The story of Mattie Jacobs Fuller, her portable piano and a ‘silver loving cup’

In the 1920s, Mattie Jacobs Fuller was a fixture around Bloomington, playing her portable Bilhorn organ and collecting money for her church in the “silver loving cup” atop the instrument.
In the 1920s, Mattie Jacobs Fuller was a fixture around Bloomington, playing her portable Bilhorn organ and collecting money for her church in the “silver loving cup” atop the instrument.

While concertgoers are nowadays inclined to travel dozens of miles and spend hundreds of dollars on a performance, there was a brief time in the early 1920s when a spirited performer by the name of Mattie Jacobs Fuller brought the show straight to you.

Born in Kentucky to enslaved parents, Fuller and her family moved to Bloomington after the Civil War, but hardship soon followed. After her mother died, the 9-year-old became an indentured servant to an Indiana physician, despite the practice being illegal. Eventually being freed through a marriage at 14, she found a sense of purpose through beautician work. For the next several years, she owned and operated a beauty parlor in the Allen Building on East Kirkwood Avenue, where she would make a name for herself as one of the city's first beauticians.

While Fuller was a beautician by trade, she was a performer at heart.

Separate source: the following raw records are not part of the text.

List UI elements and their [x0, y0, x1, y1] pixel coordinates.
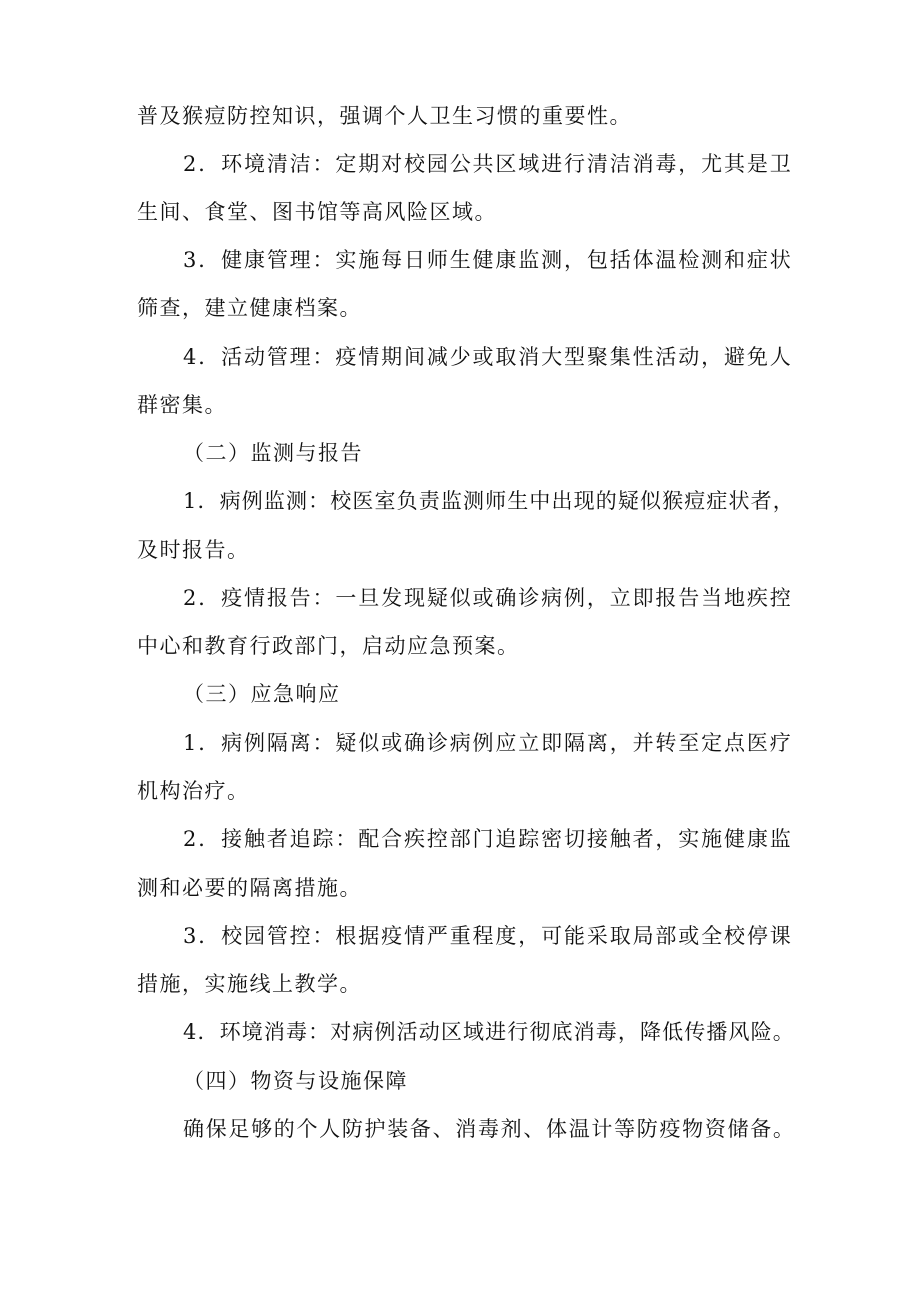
text-line: 1 ． 病 例 隔 离 ： 疑 似 或 确 诊 病 例 应 立 即 隔 离 ， 并 转 至 定 点 医 疗 [183, 731, 791, 755]
text-line: 中心和教育行政部门，启动应急预案。 [137, 634, 520, 658]
section-heading: （四）物资与设施保障 [183, 1069, 408, 1093]
text-line: 4 ． 环 境 消 毒 ： 对 病 例 活 动 区 域 进 行 彻 底 消 毒 ， 降 低 传 播 风 险 。 [183, 1020, 794, 1044]
text-line: 2 ． 疫 情 报 告 ： 一 旦 发 现 疑 似 或 确 诊 病 例 ， 立 即 报 告 当 地 疾 控 [183, 586, 791, 610]
text-line: 4 ． 活 动 管 理 ： 疫 情 期 间 减 少 或 取 消 大 型 聚 集 性 活 动 ， 避 免 人 [183, 345, 791, 369]
text-line: 1 ． 病 例 监 测 ： 校 医 室 负 责 监 测 师 生 中 出 现 的 疑 似 猴 痘 症 状 者 ， [183, 489, 794, 513]
text-line: 机构治疗。 [137, 779, 250, 803]
text-line: 及时报告。 [137, 538, 250, 562]
text-line: 确 保 足 够 的 个 人 防 护 装 备 、 消 毒 剂 、 体 温 计 等 防 疫 物 资 储 备 。 [183, 1117, 794, 1141]
text-line: 生间、食堂、图书馆等高风险区域。 [137, 200, 497, 224]
text-line: 普及猴痘防控知识，强调个人卫生习惯的重要性。 [137, 104, 632, 128]
text-line: 测和必要的隔离措施。 [137, 876, 362, 900]
text-line: 2 ． 接 触 者 追 踪 ： 配 合 疾 控 部 门 追 踪 密 切 接 触 者 ， 实 施 健 康 监 [183, 827, 791, 851]
section-heading: （三）应急响应 [183, 682, 341, 706]
text-line: 3 ． 健 康 管 理 ： 实 施 每 日 师 生 健 康 监 测 ， 包 括 体 温 检 测 和 症 状 [183, 248, 791, 272]
text-line: 3 ． 校 园 管 控 ： 根 据 疫 情 严 重 程 度 ， 可 能 采 取 局 部 或 全 校 停 课 [183, 924, 791, 948]
text-line: 2 ． 环 境 清 洁 ： 定 期 对 校 园 公 共 区 域 进 行 清 洁 消 毒 ， 尤 其 是 卫 [183, 152, 791, 176]
text-line: 群密集。 [137, 393, 227, 417]
section-heading: （二）监测与报告 [183, 441, 363, 465]
text-line: 措施，实施线上教学。 [137, 972, 362, 996]
text-line: 筛查，建立健康档案。 [137, 296, 362, 320]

She often sung gospel hymns and spiritual music, crediting her affinity to her early memories of leaving Kentucky with the hopes of making a new life.

"I just believe what makes me love music so well is hearing a big harp as my folks cross the Ohio River on a boat. That was the sweetest music I ever heard," Fuller recalled in an interview later transcribed in "Homeless, Friendless, and Penniless: The WPA Interviews with Former Slaves Living in Indiana" by Ronald L. Baker.

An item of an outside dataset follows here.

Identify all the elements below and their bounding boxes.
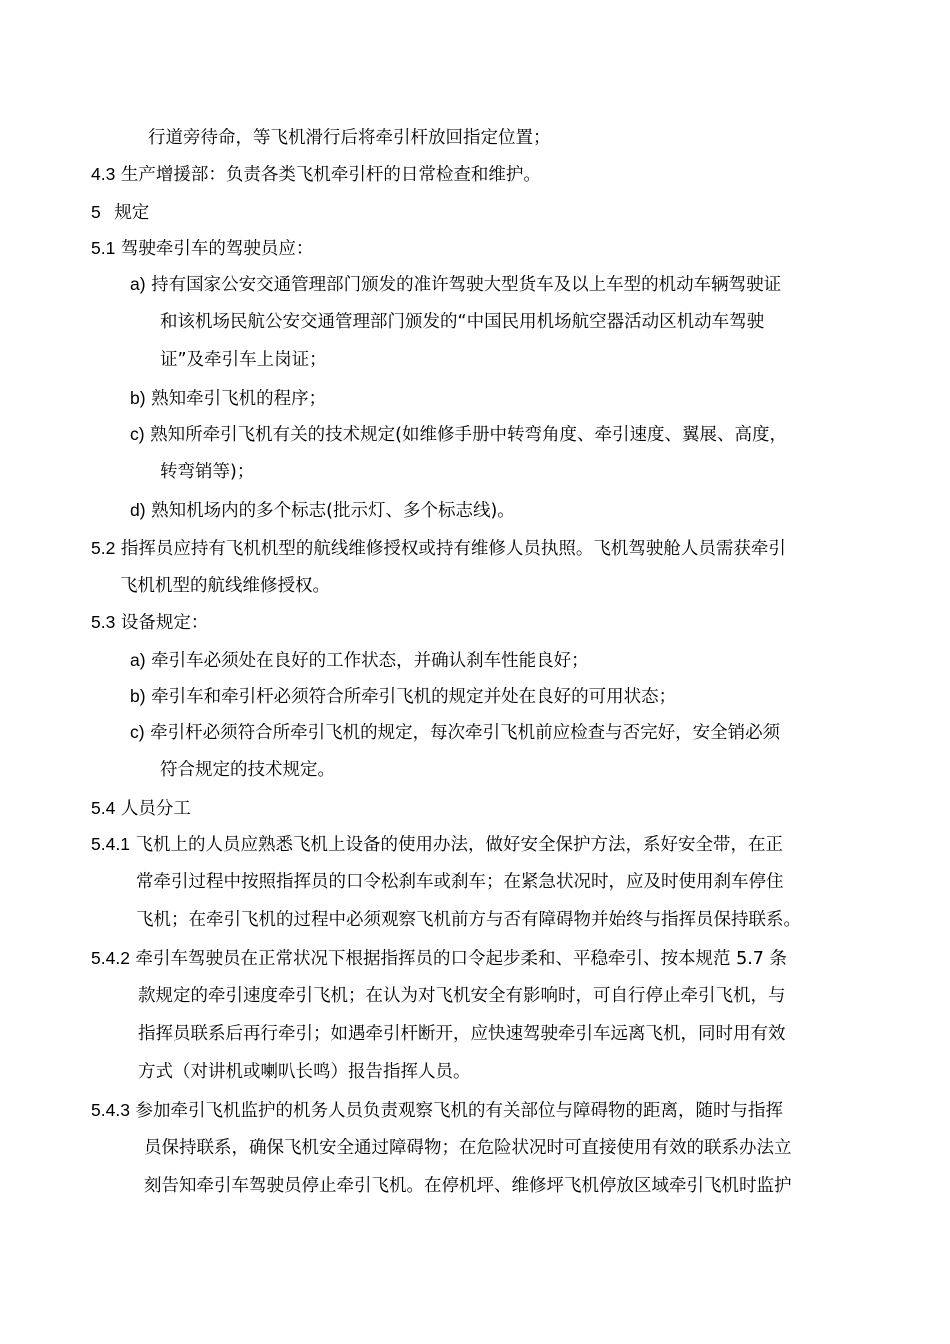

Fuller was a dedicated member of Bethel A.M.E. Church, where she played piano for the congregation on Sundays. When the congregants had to raise funds for their new building, Fuller took her portable Bilhorn organ to the streets.

For several years, she moved her piano across the area, performing her favorite gospels for anyone inclined to drop a few coins into her "silver loving cup." Fuller played at any gathering, whether it was a large crowd at a county fair or a gaggle of picnic enjoyers at a park. Wherever there was an audience, Fuller put on a show. She raised around $12,000 to go toward the church's mortgage.

Her fundraising and building pursuits went beyond her house of worship. As an older woman, she constructed her own home out of various materials she'd collected or was gifted throughout the years.

"The people I was bound to gave me a dollar and told me to build a house," Fuller was quoted in Baker's book as saying. "I have been building ever since."

In that interview, Fuller pointed out several household items — a plate glass window, gifted for her dedication to the church, and a washstand, passed on by a local judge. Following her tumultuous youth, the older Fuller emphasized how important it was to have one's own home.

"I can't bear to give up my home and liberty," Fuller noted. "My father and mother were slaves, and I was bound. So I want to stay in my home."